Obviously, I could start with wakari in about five minutes, but I always like to try to “spin my own” first.  I’m on gentoo and I have iPython installed.  So, after browsing through the iPython notebook page (linked above), I found the magical incantation:

ipython notebook

As is fairly typical in the roll your own universe, I got an error:

Traceback (most recent call last):
 File "/usr/bin/ipython-python2.7", line 9, in <module>
 load_entry_point('ipython==0.13.2', 'console_scripts', 'ipython')()
 File "/usr/lib64/python2.7/site-packages/IPython/frontend/terminal/ipapp.py", line 388, in launch_new_instance
 app.initialize()
<snip> boy error messages are "noisy" </snip>
File "/usr/lib64/python2.7/site-packages/IPython/frontend/html/notebook/__init__.py", line 8, in <module>
 raise ImportError(msg)ImportError: The IPython Notebook requires tornado >= 2.1.0

But, a quick emerge -av www-servers/tornado and ipython notebook I was off and running:

ipython-start

A simple click on the New Notebook button:

new-notebook-button

and I had an (i)python prompt.  Part of my goal with this is to experiment with formatting of hybrid text, mathematics, and (mostly python) source code for a book.  I have an idea in mind, but much like artistry, I have to figure out (clarify and implement) what I have in my head.  Anyway, as a simple example, I’m going to play with some description, mathematics, and code for the time-honored method of linear regression.  And for that, I’m going to switch over to my notebook.  Hopefully, I’ll be able to share it @http://nbviewer.ipython.org/.  I’ll also try the static html export facility to dump it here.
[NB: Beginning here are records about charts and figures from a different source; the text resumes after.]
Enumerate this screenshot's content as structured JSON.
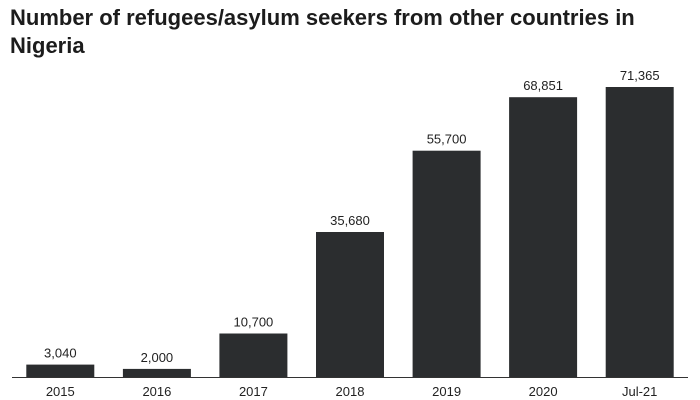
{
  "chart_data": {
    "type": "bar",
    "title": "Number of refugees/asylum seekers from other countries in Nigeria",
    "categories": [
      "2015",
      "2016",
      "2017",
      "2018",
      "2019",
      "2020",
      "Jul-21"
    ],
    "values": [
      3040,
      2000,
      10700,
      35680,
      55700,
      68851,
      71365
    ],
    "value_labels": [
      "3,040",
      "2,000",
      "10,700",
      "35,680",
      "55,700",
      "68,851",
      "71,365"
    ],
    "xlabel": "",
    "ylabel": "",
    "ylim": [
      0,
      71365
    ],
    "grid": false,
    "legend": "none",
    "bar_color": "#2b2d2f"
  }
}
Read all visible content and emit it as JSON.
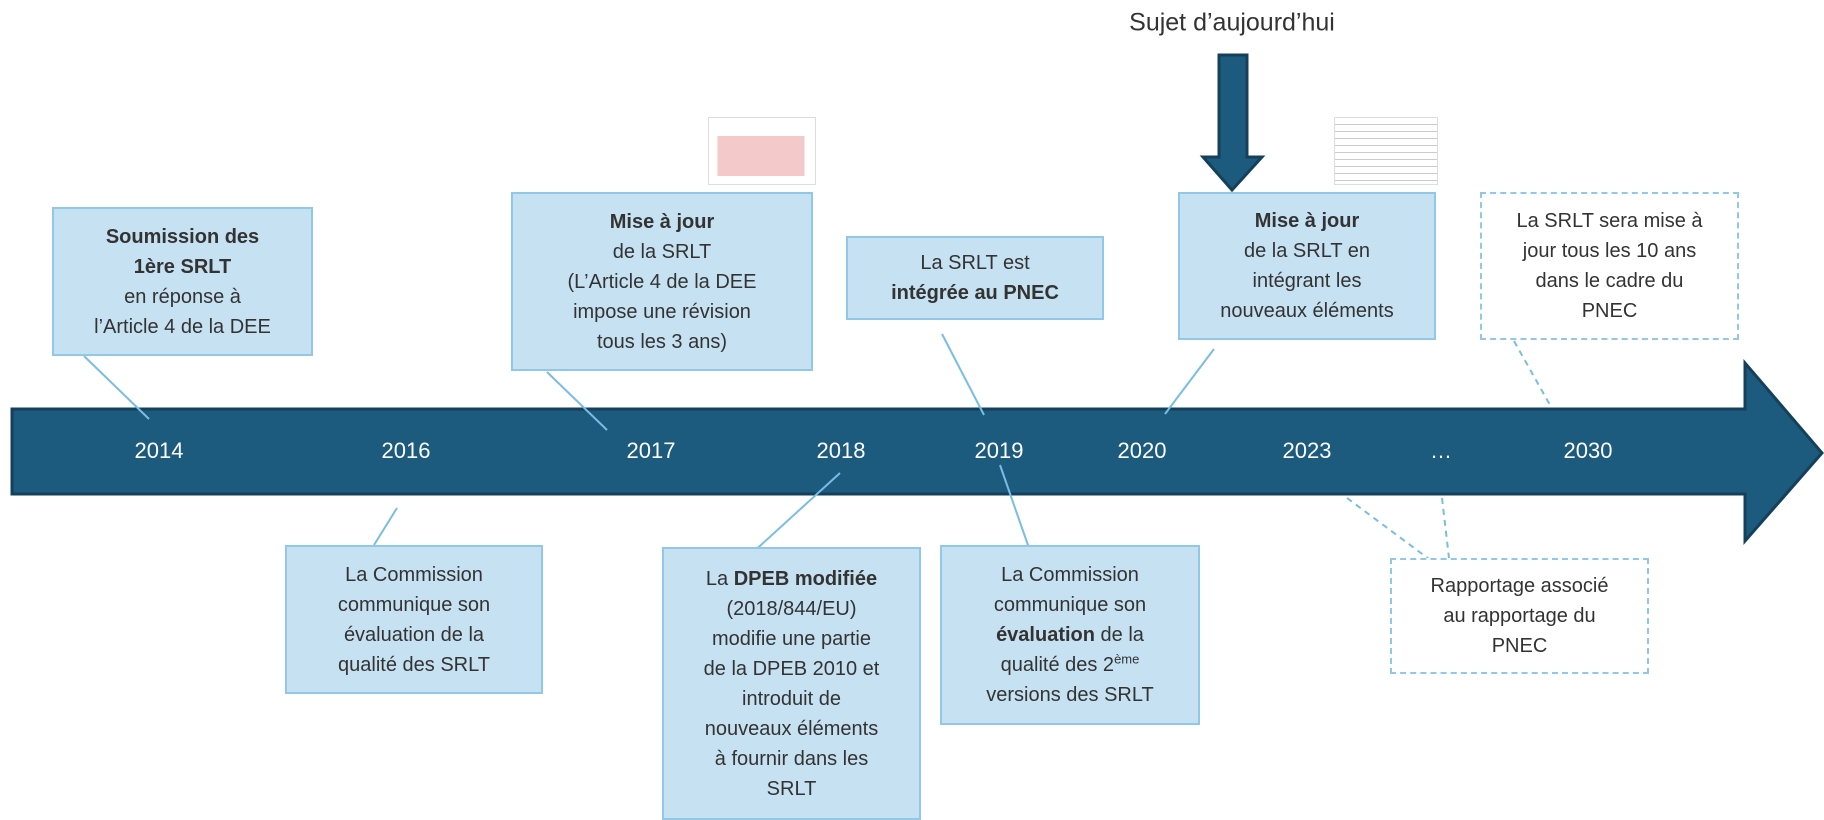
{
  "annotation": "Sujet d’aujourd’hui",
  "years": [
    "2014",
    "2016",
    "2017",
    "2018",
    "2019",
    "2020",
    "2023",
    "…",
    "2030"
  ],
  "events": [
    {
      "lines": [
        [
          {
            "text": "Soumission des",
            "bold": true
          }
        ],
        [
          {
            "text": "1ère SRLT",
            "bold": true
          }
        ],
        [
          {
            "text": "en réponse à"
          }
        ],
        [
          {
            "text": "l’Article 4 de la DEE"
          }
        ]
      ]
    },
    {
      "lines": [
        [
          {
            "text": "La Commission"
          }
        ],
        [
          {
            "text": "communique son"
          }
        ],
        [
          {
            "text": "évaluation de la"
          }
        ],
        [
          {
            "text": "qualité des SRLT"
          }
        ]
      ]
    },
    {
      "lines": [
        [
          {
            "text": "Mise à jour",
            "bold": true
          }
        ],
        [
          {
            "text": "de la SRLT"
          }
        ],
        [
          {
            "text": "(L’Article 4 de la DEE"
          }
        ],
        [
          {
            "text": "impose une révision"
          }
        ],
        [
          {
            "text": "tous les 3 ans)"
          }
        ]
      ]
    },
    {
      "lines": [
        [
          {
            "text": "La "
          },
          {
            "text": "DPEB modifiée",
            "bold": true
          }
        ],
        [
          {
            "text": "(2018/844/EU)"
          }
        ],
        [
          {
            "text": "modifie une partie"
          }
        ],
        [
          {
            "text": "de la DPEB 2010 et"
          }
        ],
        [
          {
            "text": "introduit de"
          }
        ],
        [
          {
            "text": "nouveaux éléments"
          }
        ],
        [
          {
            "text": "à fournir dans les"
          }
        ],
        [
          {
            "text": "SRLT"
          }
        ]
      ]
    },
    {
      "lines": [
        [
          {
            "text": "La SRLT est"
          }
        ],
        [
          {
            "text": "intégrée au PNEC",
            "bold": true
          }
        ]
      ]
    },
    {
      "lines": [
        [
          {
            "text": "La Commission"
          }
        ],
        [
          {
            "text": "communique son"
          }
        ],
        [
          {
            "text": "évaluation",
            "bold": true
          },
          {
            "text": " de la"
          }
        ],
        [
          {
            "text": "qualité des 2"
          },
          {
            "text": "ème",
            "sup": true
          }
        ],
        [
          {
            "text": "versions des SRLT"
          }
        ]
      ]
    },
    {
      "lines": [
        [
          {
            "text": "Mise à jour",
            "bold": true
          }
        ],
        [
          {
            "text": "de la SRLT en"
          }
        ],
        [
          {
            "text": "intégrant les"
          }
        ],
        [
          {
            "text": "nouveaux éléments"
          }
        ]
      ]
    },
    {
      "lines": [
        [
          {
            "text": "La SRLT sera mise à"
          }
        ],
        [
          {
            "text": "jour tous les 10 ans"
          }
        ],
        [
          {
            "text": "dans le cadre du"
          }
        ],
        [
          {
            "text": "PNEC"
          }
        ]
      ]
    },
    {
      "lines": [
        [
          {
            "text": "Rapportage associé"
          }
        ],
        [
          {
            "text": "au rapportage du"
          }
        ],
        [
          {
            "text": "PNEC"
          }
        ]
      ]
    }
  ]
}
So, it turns out I was a bit ahead of myself.  Emerging tornado installed a half-baked, and somewhat broken, MathJax processing.  This resulted in some weird “this works, that doesn’t” \(LaTeX\) support.  I uninstalled iPython and www-servers/tornado and I made some edits to /etc/portage/package.use:

mfenner [528] % grep dev-python/ipython /etc/portage/package.use
dev-python/ipython -wxwidgets matplotlib examples notebook

The change resulted in a much happier installation.

I dug up (“Googled”) a few resources for editing the notebooks, but the underlying URLs are are a bit ugly (they might break): Rich Display System and  Markdown Cells.